Мне удалось вывернуться из его объятий и даже встать со стола.
– Мы будем его использовать для запугивания особо злостных неплательщиков, – разочарованно сказал Дитрих.
– Боюсь, что одним листочком, да ещё основательно потоптанным, неплательщиков, особенно злостных, не напугаешь, – парировала я.
Лист фикуса вид имел уҗе жалкий – один из корешков оторвался наполовину, а на самом листе виднелся четкий отпечаток подошвы ботинка. Как улика выглядело это прекрасно, а вот как украшение нашего офиса никуда не годилось. Я укоризненно посмотрела на компаньона, но он если и был расстроен, то совсем не бедственным положением несчастного растения. И не стремился ничего сделать, чтобы хоть что-то изменить.
– Дитрих, в наборе юного алхимика должны быть целые колбы, – намекнула я.
– Линда, так нельзя, – мрачно сказал он. – Ты не даешь возможности показать все мои таланты.
– Некромантию показывать необязательно, – ответила я. – Α против других талантов у меня нет никаких возражений, – и увидев, что обрадованный Дитрих безо всяких сомнений решил продолжить то, чем мы только что занимались, добавила: – Но сначала – фикус.

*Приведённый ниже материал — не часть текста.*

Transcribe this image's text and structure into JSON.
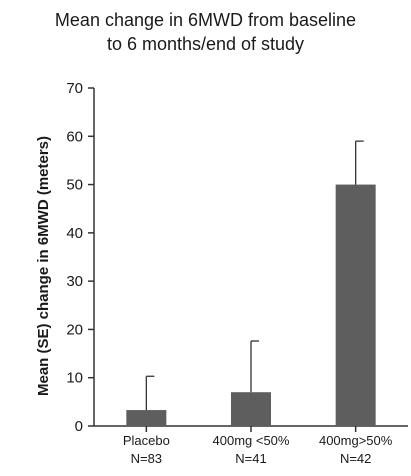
{
  "chart_data": {
    "type": "bar",
    "title_lines": [
      "Mean change in 6MWD from baseline",
      "to 6 months/end of study"
    ],
    "ylabel": "Mean (SE) change in 6MWD (meters)",
    "xlabel": "",
    "categories": [
      {
        "name": "Placebo",
        "n": "N=83"
      },
      {
        "name": "400mg <50%",
        "n": "N=41"
      },
      {
        "name": "400mg>50%",
        "n": "N=42"
      }
    ],
    "values": [
      3.3,
      7.0,
      50.0
    ],
    "errors": [
      7.0,
      10.6,
      9.0
    ],
    "ylim": [
      0,
      70
    ],
    "yticks": [
      0,
      10,
      20,
      30,
      40,
      50,
      60,
      70
    ],
    "grid": false,
    "legend": "none",
    "colors": {
      "bar": "#5e5e5e",
      "axis": "#333333",
      "error": "#333333",
      "text": "#1a1a1a"
    }
  }
}
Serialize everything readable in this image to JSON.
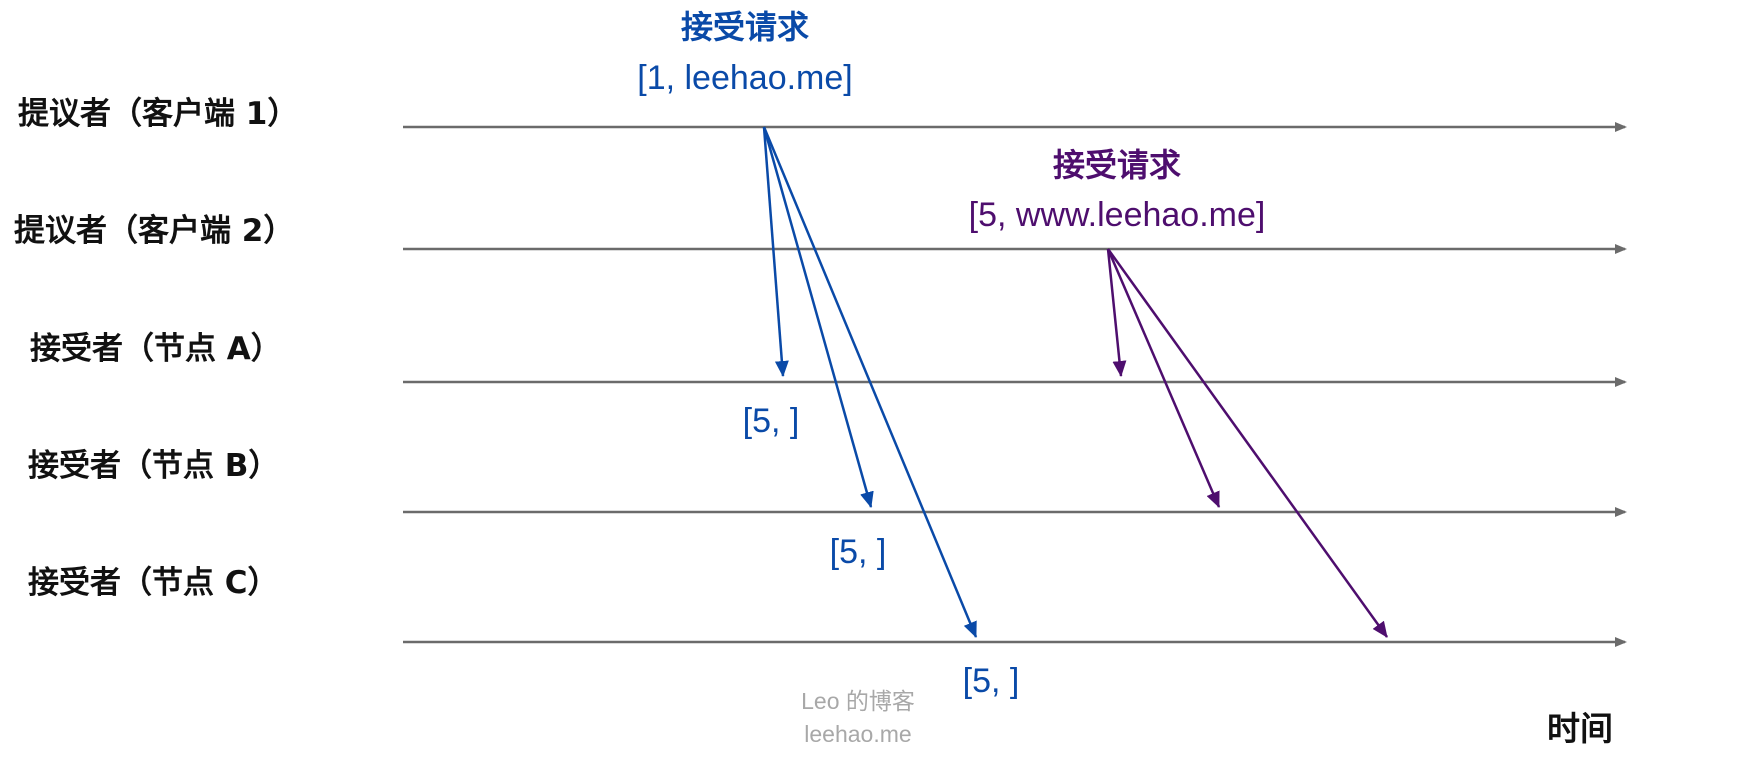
{
  "lanes": [
    {
      "label": "提议者（客户端 1）"
    },
    {
      "label": "提议者（客户端 2）"
    },
    {
      "label": "接受者（节点 A）"
    },
    {
      "label": "接受者（节点 B）"
    },
    {
      "label": "接受者（节点 C）"
    }
  ],
  "time_axis_label": "时间",
  "requests": [
    {
      "title": "接受请求",
      "value": "[1, leehao.me]",
      "color": "#0a4aa8",
      "from_lane": 0,
      "to_lanes": [
        2,
        3,
        4
      ]
    },
    {
      "title": "接受请求",
      "value": "[5, www.leehao.me]",
      "color": "#4e0e6e",
      "from_lane": 1,
      "to_lanes": [
        2,
        3,
        4
      ]
    }
  ],
  "responses": [
    {
      "text": "[5, ]",
      "lane": 2
    },
    {
      "text": "[5, ]",
      "lane": 3
    },
    {
      "text": "[5, ]",
      "lane": 4
    }
  ],
  "watermark": {
    "line1": "Leo 的博客",
    "line2": "leehao.me"
  },
  "colors": {
    "timeline": "#6b6b6b",
    "response_text": "#0a4aa8",
    "watermark": "#a8a8a8"
  }
}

Сейчас уже у меня появилась прекрасная возможность показать свои таланты. Посуда в академической лаборатории было самая обычная, безо всяких усилений и укреплений, поэтому билась она хоть и не слишком часто, но все же у иноры Вернер были выработаны свои правила на такой случай. Легкий пасс – и жидкость, составлявшая до этого живописную лужицу около ножки стола, собралась в компактный шарик, удерживать который в воздухе не составляло никакого труда. К сожалению, чистоте пола в нашем офисе было далеко до таковой в лаборатории, поэтому в шарике наблюдались посторонние вкрапления. Но не стекла – стекло другим заклинанием было собрано и сплавлено в живописный комок, о который нельзя было порезаться. Да, некоторые вещи накрепко засели в моей памяти – мне не надо было даже задумываться, чтобы их воспроизвести.

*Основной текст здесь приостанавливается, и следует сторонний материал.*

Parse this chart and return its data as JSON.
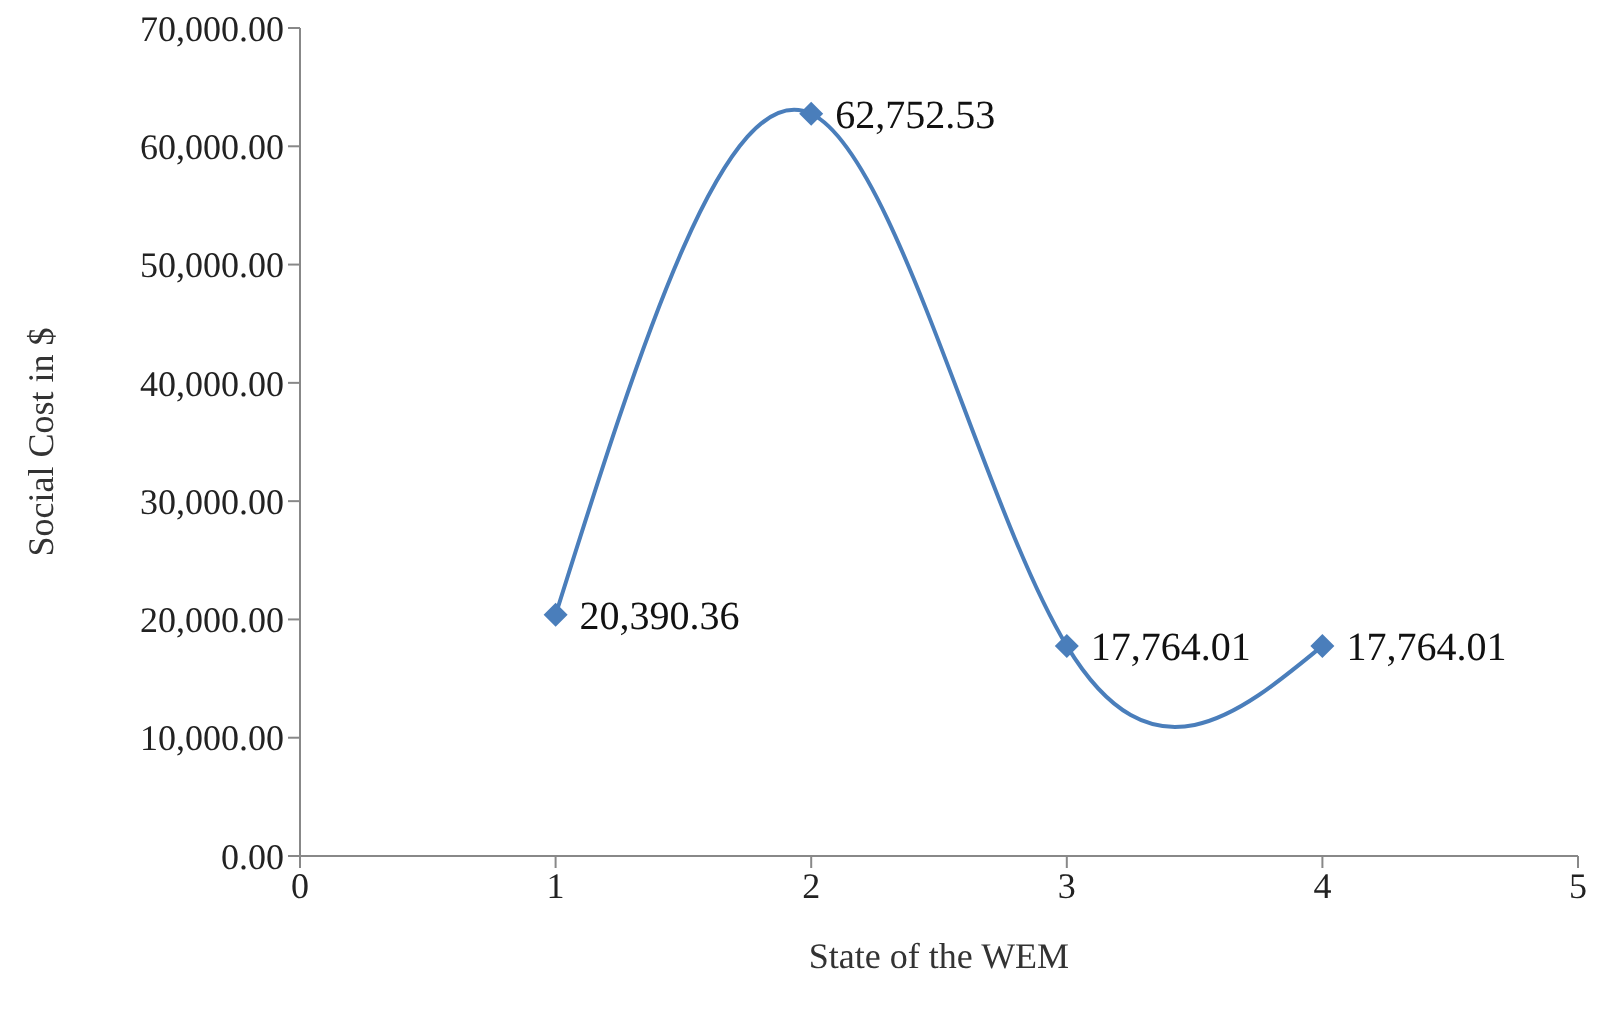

– Красиво, – оценил Дитрих и вручил мне колбу, куда и отправился висевший в воздухе шарик мутноватой жидкости.
– Было бы ещё красивее, если бы пол был чистым, – заметила я. – Правда, в лаборатории академии все, что попало на пол, в работу уже не годится. Но листу фикуса немного грязи не помешает.
– Конечно, не помешает, – согласился Дитрих. – Напротив, пойдет на пользу – там же масса ценных минералов.
– Еще скажи, что ты в течение дня специально собирал их на подошву ботинок, чтобы обеспечить подопечному полноценное и разнообразное питание.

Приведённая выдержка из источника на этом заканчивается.